Somalia's Deputy Prime Minister Mahdi Mohamed addressed the International Court of Justice on the first day of hearings in the Kenya-Maritime dispute. (UN Photo/ICJ-CIJ/Frank van Beek, courtesy ICJ)

Published Oct 14, 2021 2:13 PM by The Maritime Executive

Kenya has vowed it will not abide by an International Court of Justice (ICJ) ruling that has given Somalia control of a vast EEZ area rich in hydrocarbons and fish resources.

President Uhuru Kenyatta said that Nairobi rejects and does not recognize the findings in the decision, adding that Kenya is determined to use all means to safeguard its territorial integrity.

“The decision embodies a perpetuation of the ICJ’s jurisdictional overreach and raises a fundamental question on the respect of the sovereignty and consent of states to international judicial processes,” he said.

Somali President Mohamed Abdullahi Mohamed, widely known as Farmajo, implored Nairobi to “respect the international rule of law” and respect the verdict, which is “a fair indication of the transparency” of the ICJ.

In their ruling on the protracted maritime dispute, which had dragged on since Somalia sued Kenay in 2014, the ICJ judges unanimously ruled there was “no agreed maritime boundary” in force between the two neighbors. Instead, it drew a new border close to the one claimed by Somalia.

The new boundary drawn by the court mostly followed a line proposed by Somalia. It hands over several offshore oil blocks claimed by Kenya and gives Mogadishu exclusive fishing rights in disputed India Ocean waters covering an area of nearly 40,000 square miles.     

“In its Judgment, which is final, without appeal and binding on the Parties, the Court unanimously finds that there is no agreed maritime boundary between the Federal Republic of Somalia and Republic of Kenya that follows the parallel of latitude,”  said the ICJ judges.

In the ruling, the judges said the starting point of the single maritime boundary delimiting the maritime areas between the two countries is the intersection of the straight line extending from the final permanent boundary beacon (PB 29) at right angles to the general direction of the coast with the low-water line.

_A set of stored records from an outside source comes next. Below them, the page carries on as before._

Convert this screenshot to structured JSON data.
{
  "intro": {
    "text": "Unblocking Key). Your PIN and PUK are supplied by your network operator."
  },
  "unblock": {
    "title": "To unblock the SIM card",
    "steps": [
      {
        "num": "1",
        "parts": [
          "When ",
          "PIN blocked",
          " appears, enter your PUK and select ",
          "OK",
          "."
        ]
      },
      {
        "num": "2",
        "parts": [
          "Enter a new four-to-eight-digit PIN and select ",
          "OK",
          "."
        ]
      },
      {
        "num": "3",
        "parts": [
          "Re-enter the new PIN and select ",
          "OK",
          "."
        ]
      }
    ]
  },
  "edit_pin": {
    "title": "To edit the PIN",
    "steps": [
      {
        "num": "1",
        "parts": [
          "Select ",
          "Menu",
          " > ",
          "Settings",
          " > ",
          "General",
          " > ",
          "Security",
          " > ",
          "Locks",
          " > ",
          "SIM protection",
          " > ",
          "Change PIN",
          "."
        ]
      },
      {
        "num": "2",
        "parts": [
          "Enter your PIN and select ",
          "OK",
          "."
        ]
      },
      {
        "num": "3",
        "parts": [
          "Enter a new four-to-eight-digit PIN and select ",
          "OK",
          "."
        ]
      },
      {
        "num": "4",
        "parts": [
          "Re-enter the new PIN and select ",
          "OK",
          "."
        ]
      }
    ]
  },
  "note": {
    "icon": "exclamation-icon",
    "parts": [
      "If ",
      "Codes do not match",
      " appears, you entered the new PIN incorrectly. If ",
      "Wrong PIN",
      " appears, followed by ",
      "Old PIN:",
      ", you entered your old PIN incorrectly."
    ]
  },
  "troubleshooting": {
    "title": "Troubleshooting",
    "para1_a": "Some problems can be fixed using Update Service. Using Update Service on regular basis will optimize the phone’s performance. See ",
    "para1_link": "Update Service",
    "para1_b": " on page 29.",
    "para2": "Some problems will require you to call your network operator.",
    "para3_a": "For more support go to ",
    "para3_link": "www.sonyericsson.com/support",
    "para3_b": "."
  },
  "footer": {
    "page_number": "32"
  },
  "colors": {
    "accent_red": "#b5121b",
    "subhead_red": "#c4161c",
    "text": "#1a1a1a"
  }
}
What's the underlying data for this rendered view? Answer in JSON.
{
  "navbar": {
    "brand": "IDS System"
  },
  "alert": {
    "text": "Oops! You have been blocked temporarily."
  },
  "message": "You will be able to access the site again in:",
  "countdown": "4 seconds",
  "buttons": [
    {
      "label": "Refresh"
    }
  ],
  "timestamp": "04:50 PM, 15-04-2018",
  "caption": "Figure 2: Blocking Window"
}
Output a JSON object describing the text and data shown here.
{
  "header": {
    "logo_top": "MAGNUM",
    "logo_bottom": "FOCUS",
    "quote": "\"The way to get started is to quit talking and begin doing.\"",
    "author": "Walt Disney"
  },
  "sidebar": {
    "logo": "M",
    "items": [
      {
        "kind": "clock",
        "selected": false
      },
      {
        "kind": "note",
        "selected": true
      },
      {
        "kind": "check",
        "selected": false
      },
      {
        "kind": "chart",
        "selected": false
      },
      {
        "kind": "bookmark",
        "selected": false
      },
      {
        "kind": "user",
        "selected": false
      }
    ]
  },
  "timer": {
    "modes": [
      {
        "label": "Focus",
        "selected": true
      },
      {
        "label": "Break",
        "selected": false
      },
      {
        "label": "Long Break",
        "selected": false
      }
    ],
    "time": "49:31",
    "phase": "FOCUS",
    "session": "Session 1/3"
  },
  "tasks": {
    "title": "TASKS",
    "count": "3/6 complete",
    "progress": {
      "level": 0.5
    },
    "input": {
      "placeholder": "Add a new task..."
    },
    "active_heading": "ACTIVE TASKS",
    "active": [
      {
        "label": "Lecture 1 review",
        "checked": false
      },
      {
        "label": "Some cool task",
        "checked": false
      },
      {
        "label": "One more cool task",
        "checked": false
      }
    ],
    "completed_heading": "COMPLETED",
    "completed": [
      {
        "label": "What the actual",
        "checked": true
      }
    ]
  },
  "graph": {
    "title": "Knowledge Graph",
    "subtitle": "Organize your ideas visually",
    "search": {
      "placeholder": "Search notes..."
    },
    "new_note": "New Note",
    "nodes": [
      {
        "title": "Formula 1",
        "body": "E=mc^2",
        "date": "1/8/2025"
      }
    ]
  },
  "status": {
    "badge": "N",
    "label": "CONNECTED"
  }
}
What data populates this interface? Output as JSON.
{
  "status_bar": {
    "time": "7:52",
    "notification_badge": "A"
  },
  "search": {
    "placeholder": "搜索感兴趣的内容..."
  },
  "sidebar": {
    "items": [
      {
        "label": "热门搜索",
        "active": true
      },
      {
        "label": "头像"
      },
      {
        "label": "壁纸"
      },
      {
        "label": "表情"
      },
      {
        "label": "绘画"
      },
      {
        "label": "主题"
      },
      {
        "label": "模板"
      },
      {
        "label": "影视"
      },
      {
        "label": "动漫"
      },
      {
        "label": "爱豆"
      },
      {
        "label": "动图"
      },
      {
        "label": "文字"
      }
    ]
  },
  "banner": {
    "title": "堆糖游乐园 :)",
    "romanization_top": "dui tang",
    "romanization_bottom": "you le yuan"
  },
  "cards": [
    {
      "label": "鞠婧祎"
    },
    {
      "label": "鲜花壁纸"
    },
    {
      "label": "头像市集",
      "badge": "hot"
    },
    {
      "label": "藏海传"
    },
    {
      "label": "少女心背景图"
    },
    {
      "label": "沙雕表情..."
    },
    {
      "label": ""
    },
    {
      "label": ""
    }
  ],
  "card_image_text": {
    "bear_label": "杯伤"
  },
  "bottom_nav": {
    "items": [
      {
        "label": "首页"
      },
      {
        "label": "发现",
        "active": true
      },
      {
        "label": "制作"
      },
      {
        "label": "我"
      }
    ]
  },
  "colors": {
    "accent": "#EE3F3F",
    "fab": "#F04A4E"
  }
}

“By ten votes to four, the court decides that from the end of the boundary in the territorial sea (Point A), the single maritime boundary delimiting the exclusive economic zone and the continental shelf up to 200 nautical between the Federal Republic of Somalia and the Republic of Kenya follows the geodetic line,” the court said.

Considering the ICJ has no means of enforcing its rulings, the decision by Nairobi to reject the judgment risks opening up another front of disagreement between the two neighbors, whose relationship is already frosty.

“This decision is, in the circumstances, a zero-sum game, which will strain the relations between the two countries. It will also reverse the social, political and economic gains; and potentially aggravate the peace and security situation in the fragile Horn of Africa region,” said President Kenyatta.

Somalia filed the case at the ICJ in 2014, alleging that Kenya was encroaching on its maritime territory. Five years earlier, in 2009, the two countries had signed a memorandum of understanding backed by the UN, pledging to settle the boundary dispute through negotiation. They failed to reach agreement, prompting Somalia to take the ICJ route.